Association of TWIST1 mRNA expression with stromal content of the tumor tissue. A: TWIST1 mRNA expression levels in laser capture microdissected breast tumor tissues. The stromal and epithelial tumor cell areas were separately analyzed after microdissecting 10 breast tumor tissues (n = 9 with high ESR1expression, n = 1, (T6), with low ESR1 expression). After LCM, RNA isolation and cDNA synthesis were done as described in the Patients and Methods sections. TWIST1 mRNA levels were measured by qRT-PCR in RNA isolated from both the stromal (S) and the epithelial tumor cell (T) compartments of these tissues, and levels were normalized to our set of reference genes by the delta (Δ) Ct method. To ensure our set of reference genes did not cause a bias in these analyses, and our LCM material was indeed enriched for stromal and epithelial cells, we also measured VIM and EpCAM in these fractions.
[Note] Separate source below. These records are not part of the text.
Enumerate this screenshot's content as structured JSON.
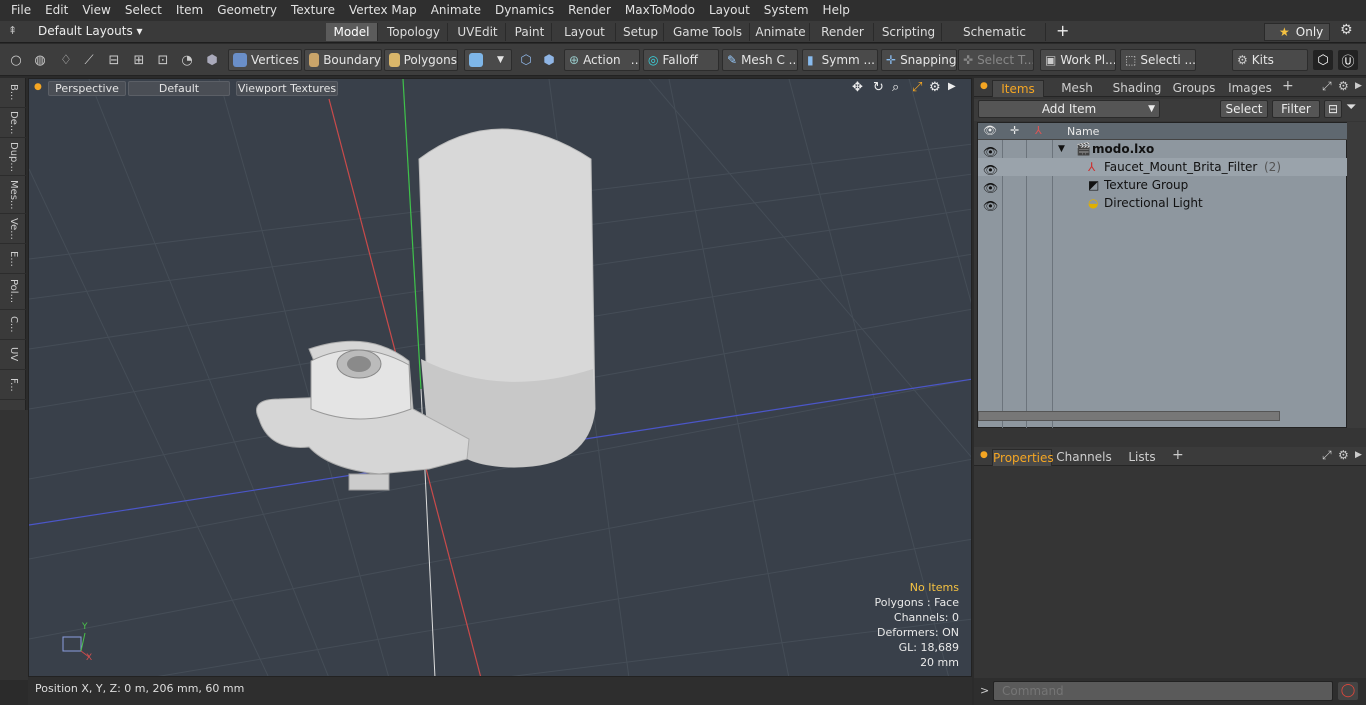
{
  "menu": [
    "File",
    "Edit",
    "View",
    "Select",
    "Item",
    "Geometry",
    "Texture",
    "Vertex Map",
    "Animate",
    "Dynamics",
    "Render",
    "MaxToModo",
    "Layout",
    "System",
    "Help"
  ],
  "layout_selector": "Default Layouts ▾",
  "layout_tabs": [
    "Model",
    "Topology",
    "UVEdit",
    "Paint",
    "Layout",
    "Setup",
    "Game Tools",
    "Animate",
    "Render",
    "Scripting",
    "Schematic Fusion"
  ],
  "only_label": "Only",
  "toolbar": {
    "vertices": "Vertices",
    "boundary": "Boundary",
    "polygons": "Polygons",
    "action": "Action",
    "falloff": "Falloff",
    "meshc": "Mesh C ...",
    "symm": "Symm ...",
    "snapping": "Snapping",
    "selectt": "Select T...",
    "workpl": "Work Pl...",
    "selecti": "Selecti ...",
    "kits": "Kits"
  },
  "left_tabs": [
    "B...",
    "De...",
    "Dup...",
    "Mes...",
    "Ve...",
    "E...",
    "Pol...",
    "C...",
    "UV",
    "F..."
  ],
  "viewport": {
    "perspective": "Perspective",
    "default": "Default",
    "textures": "Viewport Textures",
    "stats": {
      "items": "No Items",
      "polygons": "Polygons : Face",
      "channels": "Channels: 0",
      "deformers": "Deformers: ON",
      "gl": "GL: 18,689",
      "scale": "20 mm"
    },
    "axis_y": "Y",
    "axis_x": "X"
  },
  "status": "Position X, Y, Z:   0 m, 206 mm, 60 mm",
  "panel_tabs": [
    "Items",
    "Mesh Ops",
    "Shading",
    "Groups",
    "Images"
  ],
  "items_bar": {
    "add_item": "Add Item",
    "select": "Select",
    "filter": "Filter"
  },
  "tree": {
    "header": "Name",
    "rows": [
      {
        "name": "modo.lxo",
        "count": ""
      },
      {
        "name": "Faucet_Mount_Brita_Filter",
        "count": "(2)"
      },
      {
        "name": "Texture Group",
        "count": ""
      },
      {
        "name": "Directional Light",
        "count": ""
      }
    ]
  },
  "prop_tabs": [
    "Properties",
    "Channels",
    "Lists"
  ],
  "command_placeholder": "Command",
  "colors": {
    "accent": "#f5a623",
    "viewport_bg": "#39404a"
  }
}
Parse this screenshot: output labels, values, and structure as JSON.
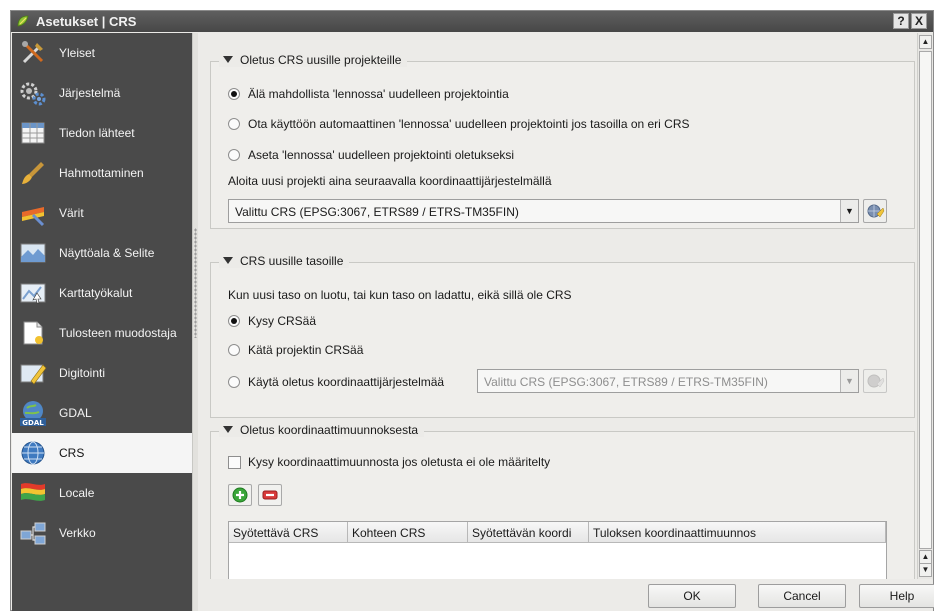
{
  "window": {
    "title": "Asetukset | CRS",
    "help_button": "?",
    "close_button": "X"
  },
  "sidebar": {
    "items": [
      {
        "label": "Yleiset",
        "icon": "tools-icon"
      },
      {
        "label": "Järjestelmä",
        "icon": "gears-icon"
      },
      {
        "label": "Tiedon lähteet",
        "icon": "table-icon"
      },
      {
        "label": "Hahmottaminen",
        "icon": "paintbrush-icon"
      },
      {
        "label": "Värit",
        "icon": "color-palette-icon"
      },
      {
        "label": "Näyttöala & Selite",
        "icon": "map-canvas-icon"
      },
      {
        "label": "Karttatyökalut",
        "icon": "map-tools-icon"
      },
      {
        "label": "Tulosteen muodostaja",
        "icon": "print-composer-icon"
      },
      {
        "label": "Digitointi",
        "icon": "digitizing-icon"
      },
      {
        "label": "GDAL",
        "icon": "gdal-icon"
      },
      {
        "label": "CRS",
        "icon": "globe-icon",
        "selected": true
      },
      {
        "label": "Locale",
        "icon": "locale-flag-icon"
      },
      {
        "label": "Verkko",
        "icon": "network-icon"
      }
    ]
  },
  "sections": {
    "default_crs": {
      "title": "Oletus CRS uusille projekteille",
      "options": [
        {
          "label": "Älä mahdollista 'lennossa' uudelleen projektointia",
          "checked": true
        },
        {
          "label": "Ota käyttöön automaattinen 'lennossa' uudelleen projektointi jos tasoilla on eri CRS",
          "checked": false
        },
        {
          "label": "Aseta 'lennossa' uudelleen projektointi oletukseksi",
          "checked": false
        }
      ],
      "combo_label": "Aloita uusi projekti aina seuraavalla koordinaattijärjestelmällä",
      "combo_value": "Valittu CRS (EPSG:3067, ETRS89 / ETRS-TM35FIN)"
    },
    "layer_crs": {
      "title": "CRS uusille tasoille",
      "description": "Kun uusi taso on luotu, tai kun taso on ladattu, eikä sillä ole CRS",
      "options": [
        {
          "label": "Kysy CRSää",
          "checked": true
        },
        {
          "label": "Kätä projektin CRSää",
          "checked": false
        },
        {
          "label": "Käytä oletus koordinaattijärjestelmää",
          "checked": false
        }
      ],
      "combo_value": "Valittu CRS (EPSG:3067, ETRS89 / ETRS-TM35FIN)",
      "combo_enabled": false
    },
    "transform": {
      "title": "Oletus koordinaattimuunnoksesta",
      "checkbox_label": "Kysy koordinaattimuunnosta jos oletusta ei ole määritelty",
      "checkbox_checked": false,
      "columns": [
        "Syötettävä CRS",
        "Kohteen CRS",
        "Syötettävän koordi",
        "Tuloksen koordinaattimuunnos"
      ]
    }
  },
  "footer": {
    "ok": "OK",
    "cancel": "Cancel",
    "help": "Help"
  }
}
A two-sided paired t-test was performed to evaluate the differences. B: TWIST1 mRNA expression in SR and SP ER-positive tumors and C: TWIST1 mRNA expression in SR- and SP ER-negative tumors. For figure sections B and C, the mRNA expression of TWIST1 was log-transformed and the expression relative to reference genes is presented on the y-axis of the box-and-whisker plots. The box-plot shows the five statistics (box bottom-line is the 25^th percentile, solid line in the middle of the box presents the median, upper line of the box is the 75^th percentile and the whiskers extend to 1.5 times the inter-quartile range, observations beyond these values are plotted, separately). Mann-Whitney test was performed to evaluate the difference between the SR and the SP groups in both ER-positive and ER-negative patients (B, C).

Figure 4

Representative tissues with IHC staining of TWIST1 protein. A: Strong nuclear staining of TWIST1 protein in an ER-positive tumor tissue with high TWIST1 mRNA expression. B: Weak nuclear staining of TWIST1 protein in an ER-negative tumor tissue with low TWIST1 mRNA expression. C: Correlation of TWIST1 mRNA expression and protein expression in breast tumor tissues (n = 20; n = 10 high TWIST1 mRNA expression, n = 10 low TWIST1 mRNA expression). Red and green boxes represent high and low TWIST1 mRNA expressing tumor tissues, respectively, whereas empty boxes and filled boxes represent ER-negative and ER-positive tumor tissues, respectively. Spearman rank correlation test was used to evaluate the correlation between TWIST1 mRNA and protein expression. D: Association of stromal staining of TWIST1protein with ER-positive tumor tissues. (▽ = negative nuclei of inflammatory cells; ▼ = strong positive nuclei of inflammatory cells; ↕ = strong positive nuclei of fibroblast; ⇨ = strong positive nuclei of tumor cells; ↓ = strong positive nuclei of endothelial cells).